After graduating from Philadelphia High School in 1918, Turner enrolled at Mississippi A & M to major in science. At that time college was a military school and to earn his board he had to serve meals in the mess hall. He later worked as a secretary to one of the deans. As an assistant to the school’s agricultural editor, he wrote and edited agricultural bulletins that were distributed to Mississippi farmers.

In 1922, Turner worked briefly as a door-to-door salesman and then became editor of the Tunica Times. After a weekly series of anti-Ku Klux Klan articles were written, angry Klan members burned the newspaper plant to the ground. Out of a job, Turner moved to Tupelo, Mississippi, in 1923, where he found work as the managing editor of the biweekly Journal. Eager to test his journalistic skills as a reporter for a metropolitan daily, he joined the staff of the Memphis Press in February 1924. Five weeks later, he switched to the rival Commercial Appeal, which had won a Pulitzer Prize in 1923 for editorial attacks on the Klan.

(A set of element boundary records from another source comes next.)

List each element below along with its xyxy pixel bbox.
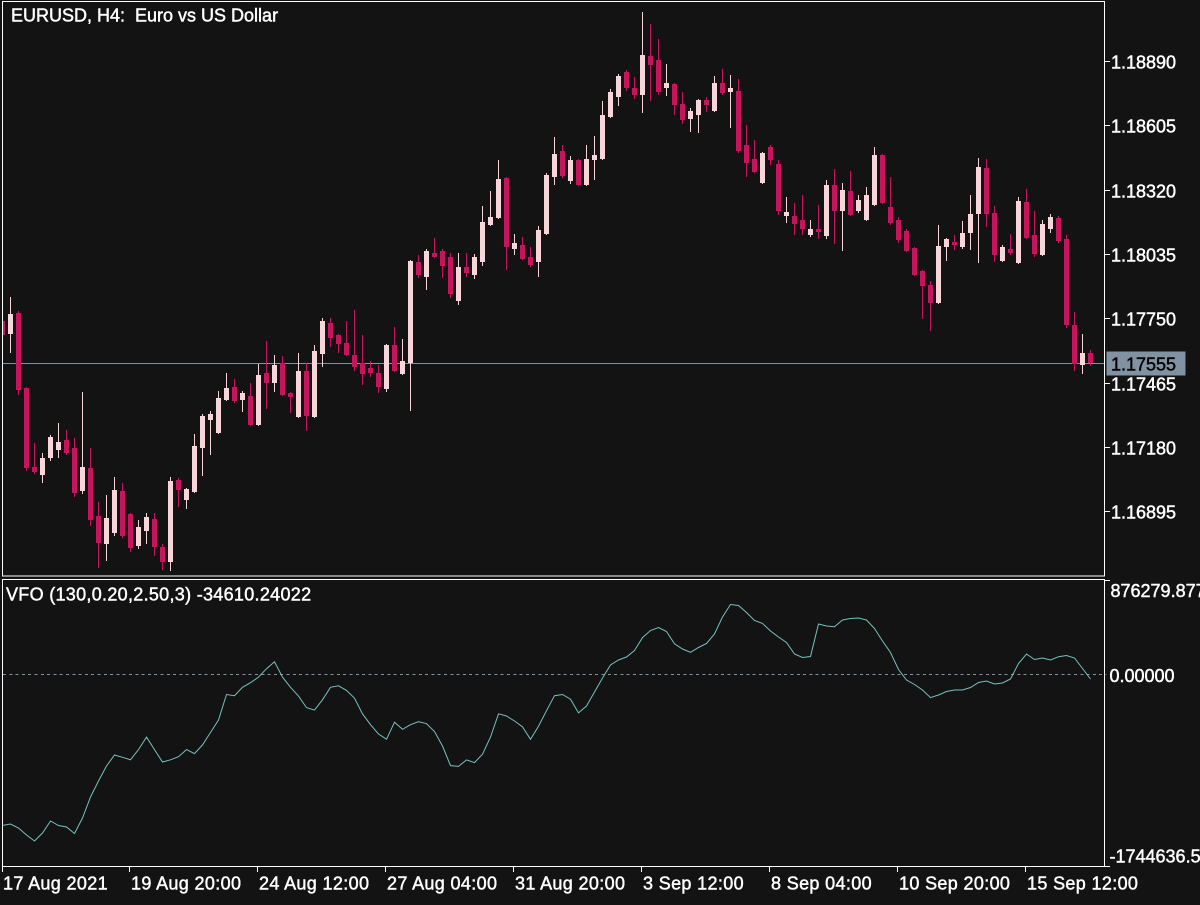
svg-text:8 Sep 04:00: 8 Sep 04:00 xyxy=(771,874,872,894)
svg-text:1.17555: 1.17555 xyxy=(1111,355,1176,375)
svg-text:27 Aug 04:00: 27 Aug 04:00 xyxy=(387,874,497,894)
svg-text:1.17465: 1.17465 xyxy=(1111,375,1176,395)
svg-text:1.18605: 1.18605 xyxy=(1111,117,1176,137)
svg-text:1.18890: 1.18890 xyxy=(1111,53,1176,73)
svg-text:15 Sep 12:00: 15 Sep 12:00 xyxy=(1027,874,1138,894)
svg-text:19 Aug 20:00: 19 Aug 20:00 xyxy=(131,874,241,894)
svg-text:1.18035: 1.18035 xyxy=(1111,246,1176,266)
svg-text:0.00000: 0.00000 xyxy=(1110,666,1175,686)
svg-text:17 Aug 2021: 17 Aug 2021 xyxy=(3,874,108,894)
svg-text:-1744636.56: -1744636.56 xyxy=(1110,847,1200,867)
svg-text:VFO (130,0.20,2.50,3) -34610.2: VFO (130,0.20,2.50,3) -34610.24022 xyxy=(6,585,311,605)
svg-text:1.17180: 1.17180 xyxy=(1111,439,1176,459)
svg-text:31 Aug 20:00: 31 Aug 20:00 xyxy=(515,874,625,894)
svg-text:1.17750: 1.17750 xyxy=(1111,310,1176,330)
svg-text:1.18320: 1.18320 xyxy=(1111,182,1176,202)
svg-text:EURUSD, H4: Euro vs US Dollar: EURUSD, H4: Euro vs US Dollar xyxy=(11,6,278,26)
svg-text:876279.8776: 876279.8776 xyxy=(1111,581,1200,601)
svg-text:24 Aug 12:00: 24 Aug 12:00 xyxy=(259,874,369,894)
svg-text:1.16895: 1.16895 xyxy=(1111,503,1176,523)
svg-text:3 Sep 12:00: 3 Sep 12:00 xyxy=(643,874,744,894)
svg-text:10 Sep 20:00: 10 Sep 20:00 xyxy=(899,874,1010,894)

On August 11, 1929, Turner joined the staff of the New York Times. After working out of its New York bureau for several months, he returned to Washington as the Times’s man in the House of Representatives.   Because he faced an uncertain future at the Times, he accepted a job in October, 1941, as roving chief correspondent for the Chicago Sun. Several months later he was named editor in chief of the financially troubled newspaper. He resigned on March 12, 1943. He later described his experience in terms of not to run a newspaper.

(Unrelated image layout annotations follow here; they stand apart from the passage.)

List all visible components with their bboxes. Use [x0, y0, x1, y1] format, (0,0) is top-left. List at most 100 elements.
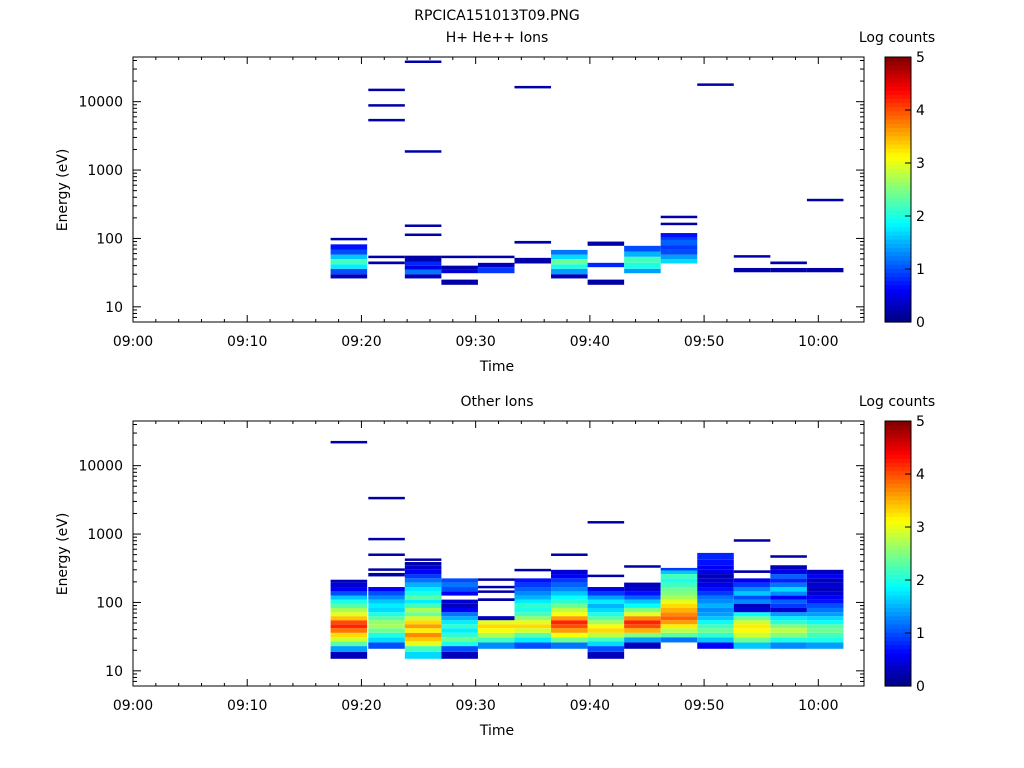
heatmap-cell — [806, 624, 844, 629]
colorbar-swatch — [885, 135, 911, 141]
heatmap-cell — [770, 569, 807, 575]
y-tick-label: 10000 — [78, 459, 123, 475]
heatmap-cell — [330, 249, 368, 255]
heatmap-cell — [404, 587, 442, 592]
colorbar-swatch — [885, 578, 911, 584]
heatmap-cell — [551, 628, 588, 633]
heatmap-cell — [587, 279, 625, 285]
colorbar-swatch — [885, 470, 911, 476]
heatmap-cell — [624, 620, 661, 625]
heatmap-cell — [733, 570, 771, 573]
heatmap-cell — [514, 591, 552, 596]
colorbar-swatch — [885, 433, 911, 439]
colorbar-swatch — [885, 636, 911, 642]
plot-frame — [132, 56, 865, 323]
heatmap-cell — [697, 628, 734, 633]
heatmap-cell — [368, 595, 405, 600]
colorbar-swatch — [885, 181, 911, 186]
heatmap-cell — [806, 603, 844, 608]
heatmap-cell — [806, 620, 844, 625]
colorbar-swatch — [885, 164, 911, 170]
heatmap-cell — [733, 539, 771, 542]
colorbar-swatch — [885, 445, 911, 451]
colorbar-swatch — [885, 603, 911, 608]
heatmap-cell — [624, 256, 661, 263]
x-tick-label: 09:40 — [570, 334, 610, 350]
colorbar-swatch — [885, 681, 911, 687]
heatmap-cell — [368, 568, 405, 571]
heatmap-cell — [660, 582, 698, 588]
heatmap-cell — [551, 259, 588, 265]
y-tick-label: 10 — [105, 300, 123, 316]
colorbar-tick-label: 5 — [916, 414, 925, 430]
heatmap-cell — [733, 624, 771, 629]
heatmap-cell — [441, 578, 478, 583]
heatmap-cell — [697, 624, 734, 629]
colorbar-swatch — [885, 243, 911, 249]
heatmap-cell — [660, 569, 698, 575]
heatmap-cell — [697, 612, 734, 617]
heatmap-cell — [368, 496, 405, 500]
colorbar-tick-label: 3 — [916, 156, 925, 172]
colorbar-tick-label: 1 — [916, 626, 925, 642]
colorbar-swatch — [885, 437, 911, 443]
x-tick-label: 09:50 — [684, 334, 724, 350]
heatmap-cell — [624, 582, 661, 588]
colorbar-swatch — [885, 648, 911, 654]
heatmap-cell — [330, 274, 368, 279]
heatmap-cell — [368, 616, 405, 621]
heatmap-cell — [660, 591, 698, 596]
heatmap-cell — [404, 265, 442, 270]
heatmap-cell — [770, 591, 807, 596]
heatmap-cell — [551, 632, 588, 638]
colorbar-swatch — [885, 276, 911, 282]
heatmap-cell — [404, 274, 442, 279]
colorbar-swatch — [885, 235, 911, 240]
x-tick-label: 09:40 — [570, 698, 610, 714]
heatmap-cell — [477, 620, 515, 625]
colorbar-swatch — [885, 499, 911, 505]
heatmap-cell — [514, 624, 552, 629]
heatmap-cell — [441, 599, 478, 604]
heatmap-cell — [330, 641, 368, 647]
colorbar-swatch — [885, 131, 911, 137]
colorbar-swatch — [885, 478, 911, 484]
heatmap-cell — [368, 642, 405, 649]
x-tick-label: 09:20 — [341, 698, 381, 714]
colorbar-swatch — [885, 317, 911, 323]
colorbar-swatch — [885, 466, 911, 472]
heatmap-cell — [477, 255, 515, 259]
heatmap-cell — [330, 616, 368, 621]
colorbar-swatch — [885, 247, 911, 253]
colorbar-swatch — [885, 483, 911, 488]
heatmap-cell — [660, 574, 698, 579]
heatmap-cell — [441, 628, 478, 633]
heatmap-cell — [733, 632, 771, 638]
heatmap-cell — [441, 255, 478, 259]
heatmap-cell — [660, 233, 698, 237]
heatmap-cell — [697, 632, 734, 638]
colorbar-swatch — [885, 429, 911, 435]
colorbar-swatch — [885, 421, 911, 426]
heatmap-cell — [514, 620, 552, 625]
heatmap-cell — [733, 267, 771, 273]
heatmap-cell — [477, 637, 515, 643]
heatmap-cell — [551, 624, 588, 629]
heatmap-cell — [660, 595, 698, 600]
heatmap-cell — [514, 582, 552, 588]
heatmap-cell — [624, 245, 661, 252]
y-tick-label: 1000 — [87, 527, 123, 543]
heatmap-cell — [514, 257, 552, 264]
heatmap-cell — [404, 616, 442, 621]
colorbar-swatch — [885, 251, 911, 257]
colorbar-tick-label: 4 — [916, 467, 925, 483]
heatmap-cell — [477, 598, 515, 601]
colorbar: 0 1 2 3 4 5 — [884, 50, 925, 331]
panel-other-ions: Other Ions Log counts Energy (eV) Time 0… — [55, 394, 935, 739]
colorbar-swatch — [885, 218, 911, 224]
heatmap-cell — [770, 587, 807, 592]
heatmap-cell — [587, 628, 625, 633]
colorbar-swatch — [885, 297, 911, 302]
colorbar-swatch — [885, 193, 911, 199]
heatmap-cell — [770, 582, 807, 588]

The following month Turner returned to the Times as its national correspondent. Eager to gain overseas experience, he readily agreed to do part time with Red Cross on wartime activities. On his return to the States in December, 1944, he was appointed assistant managing editor.

Because he viewed the Times as a New York metropolitan newspaper as well as a national newspaper, he increased and improved local coverage. He promoted reporter Craig Claiborne, to evaluate the city’s restaurants, and persuaded John Canaday, the director of educational activities of the Philadelphia Museum of Art, to take on the challenging post of art news editing. He later opened new Times bureaus in major cities across the country as bases for a fuller national coverage of political, social and economic issues.

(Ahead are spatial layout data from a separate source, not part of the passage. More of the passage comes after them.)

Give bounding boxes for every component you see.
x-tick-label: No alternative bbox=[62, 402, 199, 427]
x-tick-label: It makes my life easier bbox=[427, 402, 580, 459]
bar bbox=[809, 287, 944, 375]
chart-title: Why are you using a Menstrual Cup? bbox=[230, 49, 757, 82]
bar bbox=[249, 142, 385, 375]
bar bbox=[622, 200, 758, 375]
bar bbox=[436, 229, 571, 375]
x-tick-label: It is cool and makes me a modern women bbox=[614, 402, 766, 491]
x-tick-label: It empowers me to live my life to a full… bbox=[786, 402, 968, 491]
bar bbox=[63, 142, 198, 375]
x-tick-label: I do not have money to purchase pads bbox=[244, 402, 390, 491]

On June 1, 1968, Turner was appointed vice-president and director of the New York Times. Until his resignation on January 1, 1970, he acted as a senior adviser to the publisher and to his successor as executive editor, James Reston. Catledge and his second wife, the former Abby Ray Izzard, retired to a French style home in the Gared District of New Orleans. He has two daughters, Mildred Lee and Ellen Douglas, from his marriage to Mildred Turpin Catledge, which ended in divorce in 1958.

Despite his urbanity and what one reporter called "a soft, courtly manner," Turner Catledge has never lost his Mississippi accent or the "porch and pantry" wisdom of his childhood. Later in years he responded to the Times by saying "I get up in the morning wondering what I am going to do this day and before noon I am so far behind that I can’t stop for lunch. It’s easier to work one’s self to death in retirement than at the office." Turner Catledge lived out his life in New Orleans when he died at the age of eighty-two  in April 27, 1983.